Aber dennoch sind wir alles Menschen. Nur weil jemand Pädagoge ist, heisst das nicht, dass er nicht auch an seine Grenzen kommt in der Kindererziehung. So ist das mit jedem Beruf. Auch mit Coaches. Nur weil wir Coaches sind, heisst das nicht, dass uns das Leben nicht auch mit Herausforderungen beschenkt, die wir angehen dürfen. Uns passiert genau dasselbe wie allen anderen auch. Nämlich, dass das Leben manchmal unberechenbar ist und uns immer wieder herausfordert, uns immer wieder an die Grenzen bringt.
Dank unserer Coachingausbildung haben wir Werkzeuge gelernt, wie wir mit dem, was uns das Leben schenkt, besser umgehen können. Das ist der relevante Punkt. Es geht nicht darum, dass einem Coach nichts mehr passieren darf.
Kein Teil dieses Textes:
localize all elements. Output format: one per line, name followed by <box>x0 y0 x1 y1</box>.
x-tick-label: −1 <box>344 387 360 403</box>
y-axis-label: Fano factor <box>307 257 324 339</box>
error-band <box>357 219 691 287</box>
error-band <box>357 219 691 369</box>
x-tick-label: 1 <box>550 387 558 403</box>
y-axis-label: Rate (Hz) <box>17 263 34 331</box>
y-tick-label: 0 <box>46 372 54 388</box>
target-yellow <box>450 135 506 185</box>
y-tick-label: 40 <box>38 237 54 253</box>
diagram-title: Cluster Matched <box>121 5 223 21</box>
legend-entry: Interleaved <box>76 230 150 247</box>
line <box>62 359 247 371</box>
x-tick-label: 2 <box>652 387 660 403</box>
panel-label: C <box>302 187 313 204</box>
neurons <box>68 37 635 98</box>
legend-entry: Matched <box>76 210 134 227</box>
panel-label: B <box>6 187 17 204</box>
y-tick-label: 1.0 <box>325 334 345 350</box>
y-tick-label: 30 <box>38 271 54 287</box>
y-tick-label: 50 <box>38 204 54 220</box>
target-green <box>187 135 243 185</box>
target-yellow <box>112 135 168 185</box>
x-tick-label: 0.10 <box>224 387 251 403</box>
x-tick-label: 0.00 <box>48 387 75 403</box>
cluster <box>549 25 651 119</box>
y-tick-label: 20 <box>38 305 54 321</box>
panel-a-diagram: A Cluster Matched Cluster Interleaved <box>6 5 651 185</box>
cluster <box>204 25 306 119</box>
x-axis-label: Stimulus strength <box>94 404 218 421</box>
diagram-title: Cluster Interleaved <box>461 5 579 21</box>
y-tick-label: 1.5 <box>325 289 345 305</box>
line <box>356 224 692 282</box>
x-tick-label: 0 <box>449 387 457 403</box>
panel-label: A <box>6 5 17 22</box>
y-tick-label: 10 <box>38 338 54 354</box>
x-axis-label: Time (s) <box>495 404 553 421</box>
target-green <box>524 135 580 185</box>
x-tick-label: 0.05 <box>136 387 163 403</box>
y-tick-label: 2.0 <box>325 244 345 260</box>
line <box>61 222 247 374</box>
Sondern die grosse Frage, die ich wichtig finde, ist: Wie geht er damit um?
Nun ist die Frage: Wie gelingt uns ein Leben, eine Welt, in der wir andere Menschen Mensch sein lassen können?
Vielleicht beginnt genau dort echte Freiheit. In dem Moment, wo wir aufhören, Menschen zu idealisieren. Wo wir verstehen, dass ein Arzt krank werden darf. Dass ein Therapeut traurig sein darf. Dass ein Pfarrer zweifeln darf. Dass ein Coach scheitern darf.
Denn vielleicht haben wir lange geglaubt, dass Sicherheit entsteht, wenn andere Menschen alles richtig machen. Wenn die Ehe hält. Wenn die Experten alles im Griff haben. Wenn die Eltern alles wissen. Wenn die Politik die Antworten hat. Aber das Leben funktioniert nicht so.
Sicherheit entsteht nicht dadurch, dass andere perfekt sind. Sondern dadurch, dass wir lernen, mit Unperfektion umzugehen. Mit Unsicherheit umzugehen. Mit dem Leben umzugehen.
Und vielleicht ist genau das die eigentliche Reife im Leben: Zu erkennen, dass wir niemanden auf ein Podest stellen müssen. Dass wir aufhören dürfen, Verantwortung abzugeben an Coaches, Politiker, Ärzte oder Partner. Sondern dass wir beginnen dürfen, uns selbst zu fragen: Wie möchte ich mit Herausforderungen umgehen? Wie möchte ich leben? Wie möchte ich reagieren, wenn das Leben nicht nach Plan läuft?
Denn am Ende sind wir alle einfach Menschen. Menschen mit Rollen, ja. Menschen mit Wissen, Erfahrungen und Kompetenzen. Aber dennoch Menschen. Mit Ängsten. Mit Wunden. Mit Herausforderungen. Mit Fehlern.
Und vielleicht brauchen wir genau deshalb weniger Perfektion in dieser Welt. Sondern mehr Ehrlichkeit. Mehr Menschlichkeit. Mehr Menschen, die sagen: „Ja, auch ich struggle manchmal. Aber ich gehe meinen Weg trotzdem weiter.“
Für mich persönlich macht genau das einen guten Coach aus. Nicht jemand, der niemals fällt. Sondern jemand, der gelernt hat, wieder aufzustehen.